Um was geht es eigentlich in Nikos Kazantzakis‘ Roman Christus wird wiedergekreuzigt, der die Grundlage für das Libretto für Martinus Oper darstellt? Es handelt sich um die nach dem Ersten Weltkrieg und dem Zerfall des Osmanischen Reiches stattgefunden habenden Umsiedlungen von Moslems in die türkischen und von Christen in die griechischen Gebiete, nachdem besonders die Türken bereits einen großen Teil der Christen vertrieben, die Armenier sogar fast ausgerottet hatten. Es kommen also nicht vorwiegend junge Männer mit vorwiegend nicht christlichem Glauben und teilweise befremdlichen Sitten, sondern Menschen, die sich in nichts außer dem Verlust ihrer Heimat von den bereits Ansässigen unterscheiden. Trotzdem entfacht sich der Zorn der Ansässigen, die gerade ein Passionsspiel einzustudieren, an der Tatsache, dass sich einige von ihnen für die Zugezogenen einsetzen, ihnen ihr Vieh (Esel, Zicklein und Lämmlein erfreuen mit ihrem Anblick den Zuschauer) schenken, und einige von ihnen gehen so weit, den Fürsprecher für die Fremden, der seine Rolle als Jesus so sehr verinnerlicht hat, dass er für diese eintritt, zu erschlagen. Die Flüchtlinge ziehen weiter, zwei Frauen, die Geliebte des Ermordeten und ihre Freundin, bleiben trauernd bei dem Leichnam zurück. Ein böses blutrotes „Refugees out“ bleibt als Zeugnis der Unmenschlichkeit auf der weißen Mauer stehen.

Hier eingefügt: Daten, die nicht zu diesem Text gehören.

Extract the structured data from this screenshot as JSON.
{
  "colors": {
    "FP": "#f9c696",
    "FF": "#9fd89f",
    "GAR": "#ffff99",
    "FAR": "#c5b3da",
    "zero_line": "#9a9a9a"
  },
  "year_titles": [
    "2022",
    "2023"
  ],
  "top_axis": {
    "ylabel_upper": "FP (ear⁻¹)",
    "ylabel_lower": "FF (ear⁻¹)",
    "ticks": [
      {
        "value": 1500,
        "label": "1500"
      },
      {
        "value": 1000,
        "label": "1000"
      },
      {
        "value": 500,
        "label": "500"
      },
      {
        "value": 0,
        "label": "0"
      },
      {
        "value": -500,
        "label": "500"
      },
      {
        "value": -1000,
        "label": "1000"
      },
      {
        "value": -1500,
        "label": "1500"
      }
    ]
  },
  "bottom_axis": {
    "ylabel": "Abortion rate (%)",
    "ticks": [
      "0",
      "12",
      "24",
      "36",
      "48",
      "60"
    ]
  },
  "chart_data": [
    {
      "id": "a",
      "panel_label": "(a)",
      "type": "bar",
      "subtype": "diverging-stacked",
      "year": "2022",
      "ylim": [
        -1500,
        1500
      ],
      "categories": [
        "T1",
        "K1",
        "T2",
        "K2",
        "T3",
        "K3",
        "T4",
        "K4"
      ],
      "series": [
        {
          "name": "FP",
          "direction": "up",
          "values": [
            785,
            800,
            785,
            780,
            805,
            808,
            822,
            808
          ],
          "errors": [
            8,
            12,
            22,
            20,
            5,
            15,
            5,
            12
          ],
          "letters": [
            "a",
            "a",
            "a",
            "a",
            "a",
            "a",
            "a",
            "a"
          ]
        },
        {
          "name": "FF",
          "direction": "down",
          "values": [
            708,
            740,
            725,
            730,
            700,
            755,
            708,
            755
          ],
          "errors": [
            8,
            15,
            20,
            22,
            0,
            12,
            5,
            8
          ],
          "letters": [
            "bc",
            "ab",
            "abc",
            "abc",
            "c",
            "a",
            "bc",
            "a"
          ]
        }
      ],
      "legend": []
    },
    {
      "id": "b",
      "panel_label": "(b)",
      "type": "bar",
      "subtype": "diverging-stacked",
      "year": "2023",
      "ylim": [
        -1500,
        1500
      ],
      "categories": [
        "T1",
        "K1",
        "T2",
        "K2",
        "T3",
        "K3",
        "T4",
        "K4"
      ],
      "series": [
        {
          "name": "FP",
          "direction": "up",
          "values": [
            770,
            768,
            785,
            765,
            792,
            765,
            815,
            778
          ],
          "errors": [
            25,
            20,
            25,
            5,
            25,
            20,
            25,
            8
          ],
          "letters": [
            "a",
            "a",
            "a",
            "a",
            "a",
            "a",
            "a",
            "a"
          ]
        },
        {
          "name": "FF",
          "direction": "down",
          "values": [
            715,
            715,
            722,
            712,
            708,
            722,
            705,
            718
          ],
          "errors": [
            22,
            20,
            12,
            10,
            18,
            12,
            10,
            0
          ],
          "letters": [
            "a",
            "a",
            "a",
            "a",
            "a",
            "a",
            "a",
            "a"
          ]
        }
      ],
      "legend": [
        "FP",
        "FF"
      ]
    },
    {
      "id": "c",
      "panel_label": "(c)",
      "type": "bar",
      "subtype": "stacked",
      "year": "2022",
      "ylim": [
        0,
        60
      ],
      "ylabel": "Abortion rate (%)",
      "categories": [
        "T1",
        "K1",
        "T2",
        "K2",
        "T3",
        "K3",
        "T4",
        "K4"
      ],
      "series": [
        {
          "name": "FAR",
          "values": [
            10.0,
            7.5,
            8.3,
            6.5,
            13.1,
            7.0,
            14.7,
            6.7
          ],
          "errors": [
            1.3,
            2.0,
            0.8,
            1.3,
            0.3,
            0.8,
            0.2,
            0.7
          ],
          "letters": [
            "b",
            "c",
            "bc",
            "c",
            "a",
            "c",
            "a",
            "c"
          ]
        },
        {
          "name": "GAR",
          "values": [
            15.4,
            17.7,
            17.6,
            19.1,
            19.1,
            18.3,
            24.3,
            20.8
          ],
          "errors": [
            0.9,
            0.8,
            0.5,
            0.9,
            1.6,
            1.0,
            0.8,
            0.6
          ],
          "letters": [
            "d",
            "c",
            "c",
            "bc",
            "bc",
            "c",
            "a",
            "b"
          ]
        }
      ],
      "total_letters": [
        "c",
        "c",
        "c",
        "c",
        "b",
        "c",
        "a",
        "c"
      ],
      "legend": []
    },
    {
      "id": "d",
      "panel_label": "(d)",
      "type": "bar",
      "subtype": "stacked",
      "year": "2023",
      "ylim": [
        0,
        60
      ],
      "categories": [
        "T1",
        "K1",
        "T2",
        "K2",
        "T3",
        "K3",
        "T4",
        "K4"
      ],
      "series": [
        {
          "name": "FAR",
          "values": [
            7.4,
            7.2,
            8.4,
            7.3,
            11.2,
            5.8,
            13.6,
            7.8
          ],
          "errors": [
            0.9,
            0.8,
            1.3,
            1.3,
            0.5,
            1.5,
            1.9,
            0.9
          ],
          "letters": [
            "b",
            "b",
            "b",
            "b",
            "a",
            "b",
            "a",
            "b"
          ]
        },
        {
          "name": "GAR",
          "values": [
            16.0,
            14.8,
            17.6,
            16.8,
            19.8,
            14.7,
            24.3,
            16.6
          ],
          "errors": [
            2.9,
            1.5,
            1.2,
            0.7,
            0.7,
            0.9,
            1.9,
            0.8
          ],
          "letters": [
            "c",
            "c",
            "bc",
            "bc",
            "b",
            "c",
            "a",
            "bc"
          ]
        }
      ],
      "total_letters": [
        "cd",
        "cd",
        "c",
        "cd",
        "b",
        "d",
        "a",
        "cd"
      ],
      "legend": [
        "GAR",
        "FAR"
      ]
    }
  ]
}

Die Oper wurde vom in die USA geflüchteten und nach dem Krieg in der Schweiz lebenden Komponisten zunächst für London geplant, eine überarbeitete Fassung 1959 fertiggestellt und 1961 posthum in Zürich von seinem Freund und Gönner Paul Sacher uraufgeführt. Sie war so erfolgreich, dass zahlreiche Aufführungen in Europa und den USA folgten.
Bei den Salzburger Festspielen des Jahres 2023 galt die Aufführung in der Felsenreitschule als der Höhepunkt einer ansonsten eher mit negativer Kritik bedachten Saison. Der genius loci des Orts wird allerdings wenig genutzt, nur die obersten Arkaden schauen oberhalb einer riesigen weißen Kiste hervor, die man in die Tiefe fahrend verlassen oder aus der man auch sonst durch allerlei kleine Pforten gehen und in sie kommen kann ( Bühne Lizzie Clachan). Die Szene kann auch, um Stimmungen zu vermitteln, in ein romantisches Blau oder eine andere Farbe getaucht werden.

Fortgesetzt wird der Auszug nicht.